Agencies like Golden Steps ABA, which focuses on Applied Behavior Analysis (ABA), operate across a number of states, and changes introduced in the OBBB can also hit compensation rates depending on where clinicians operate.

This makes the issue not just a federal restriction but also shows some of the state-side policy changes have only added more pressure to an already delicate situation. Oklahoma, for instance, added a restriction of 50 miles from the state’s borders to allow residents to seek medical resources in another state, such as ABA therapy.

And it also hits where providers and clinicians move in order to receive appropriate compensation, with rates varying significantly enough from state-to-state to impact where they settle and what kind of pool of talent various groups and centers can pull.

“I’m in Fort Wayne, Indiana, which is along the Ohio border, and because of reimbursement rates that are different in Indiana and Ohio, we have many BCBAs [Board Certified Behavior Analysts] from Ohio traveling into Indiana just to be compensated fairly,” Koble said, which has left Ohio with “minimal clinicians, and families are struggling to find services.”

Golden Steps ABA functions in states like Indiana, Oklahoma, Nebraska, North Carolina, Virginia, Arizona, Utah, Massachusetts, and Maryland, while looking to expand into others, which means they largely operate in states that voted for Trump and Republicans.

“There is shortages of behavior analysts in specific areas of the country.

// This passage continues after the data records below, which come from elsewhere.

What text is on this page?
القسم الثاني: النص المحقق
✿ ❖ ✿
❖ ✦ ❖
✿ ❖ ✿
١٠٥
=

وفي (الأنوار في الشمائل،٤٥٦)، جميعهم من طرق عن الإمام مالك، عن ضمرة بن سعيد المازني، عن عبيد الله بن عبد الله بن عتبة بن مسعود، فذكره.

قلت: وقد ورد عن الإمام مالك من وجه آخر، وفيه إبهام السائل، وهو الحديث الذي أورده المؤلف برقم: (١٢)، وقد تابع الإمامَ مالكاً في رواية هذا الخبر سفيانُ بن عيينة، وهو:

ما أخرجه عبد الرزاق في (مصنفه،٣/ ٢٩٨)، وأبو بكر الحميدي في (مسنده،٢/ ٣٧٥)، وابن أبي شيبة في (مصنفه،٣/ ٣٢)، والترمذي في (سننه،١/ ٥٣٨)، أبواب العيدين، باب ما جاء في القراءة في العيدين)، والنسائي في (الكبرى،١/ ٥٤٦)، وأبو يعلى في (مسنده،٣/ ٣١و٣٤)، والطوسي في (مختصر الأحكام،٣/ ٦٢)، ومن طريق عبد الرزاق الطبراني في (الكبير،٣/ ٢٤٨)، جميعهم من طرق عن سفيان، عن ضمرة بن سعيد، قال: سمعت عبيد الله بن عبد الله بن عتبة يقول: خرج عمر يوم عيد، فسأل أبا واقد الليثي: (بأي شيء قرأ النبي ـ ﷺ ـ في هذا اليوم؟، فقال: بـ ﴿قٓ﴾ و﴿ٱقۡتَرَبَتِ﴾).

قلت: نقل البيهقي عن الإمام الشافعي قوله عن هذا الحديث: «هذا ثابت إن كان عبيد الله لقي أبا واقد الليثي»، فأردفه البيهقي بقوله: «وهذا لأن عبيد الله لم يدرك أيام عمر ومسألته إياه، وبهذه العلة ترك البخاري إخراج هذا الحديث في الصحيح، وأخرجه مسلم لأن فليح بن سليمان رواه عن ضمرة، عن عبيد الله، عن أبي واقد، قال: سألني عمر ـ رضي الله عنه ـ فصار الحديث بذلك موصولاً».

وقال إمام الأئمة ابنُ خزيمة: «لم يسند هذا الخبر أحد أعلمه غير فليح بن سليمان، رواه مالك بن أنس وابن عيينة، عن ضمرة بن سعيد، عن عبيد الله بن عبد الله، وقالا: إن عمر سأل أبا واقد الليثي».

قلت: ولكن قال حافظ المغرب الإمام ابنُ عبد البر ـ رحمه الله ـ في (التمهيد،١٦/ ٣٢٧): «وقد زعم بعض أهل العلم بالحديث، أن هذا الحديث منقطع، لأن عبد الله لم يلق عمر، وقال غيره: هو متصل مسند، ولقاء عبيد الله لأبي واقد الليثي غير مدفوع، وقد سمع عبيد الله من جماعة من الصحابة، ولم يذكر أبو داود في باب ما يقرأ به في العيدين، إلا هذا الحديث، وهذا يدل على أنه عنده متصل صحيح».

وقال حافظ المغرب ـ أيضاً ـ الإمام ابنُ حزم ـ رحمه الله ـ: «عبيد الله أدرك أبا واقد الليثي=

So that’s definitely a factor,” Berger said. “In terms of what parents can do, it’s really, from an advocacy perspective, I think there’s room for parents to be involved.”

“What we have been doing as part of our autism families alliance is trying to create some sort of a grassroots movement for families to advocate for themselves to their local politicians,” Berger added. “There are so many people in that they themselves have been impacted by autism in their lives.”

Trump Administration’s Focus on Autism

The Trump administration has made autism an outsized focus during its overhaul of the nation’s healthcare system, with HHS Secretary Robert F. Kennedy Jr. launching an effort to determine the “cause” of what he termed the “autism epidemic.”

Kennedy Jr., who has pledged to “Make America Healthy Again,” has frequently spread health misinformation, including claims linking vaccines to autism, a connection that has been widely discredited by scientific research.

“The autism rates have gone from—our most recent numbers we think are going to be about 1 in 31, so they are going up again, from 1 in 10,000 when I was a kid,” the health secretary previously said.

According to the Centers for Disease Control and Prevention (CDC), 1 in 36 children have been identified with autism spectrum disorder (ASD). Its data going back to 2000 reported that 1 in 150 children was diagnosed with autism.

However, Dr. Alex Kolevzon, clinical director of Seaver Autism Center for Research and Treatment at Icahn School of Medicine at Mount Sinai, previously told Newsweek the increase in autism diagnosis is partially due to “new iteration[s] of the diagnostic manual,” with the diagnostic criteria “steadily” broadening.

Ultimately, Kennedy Jr. announced the administration had linked autism to the use of acetaminophen, the active ingredient in Tylenol, by pregnant mothers. Authors of the study that Kennedy Jr. leaned on for his determination warned however that “we obviously need more definitive studies than we have, but what we do know is acetaminophen has many of the hallmarks of an environmental toxicant.”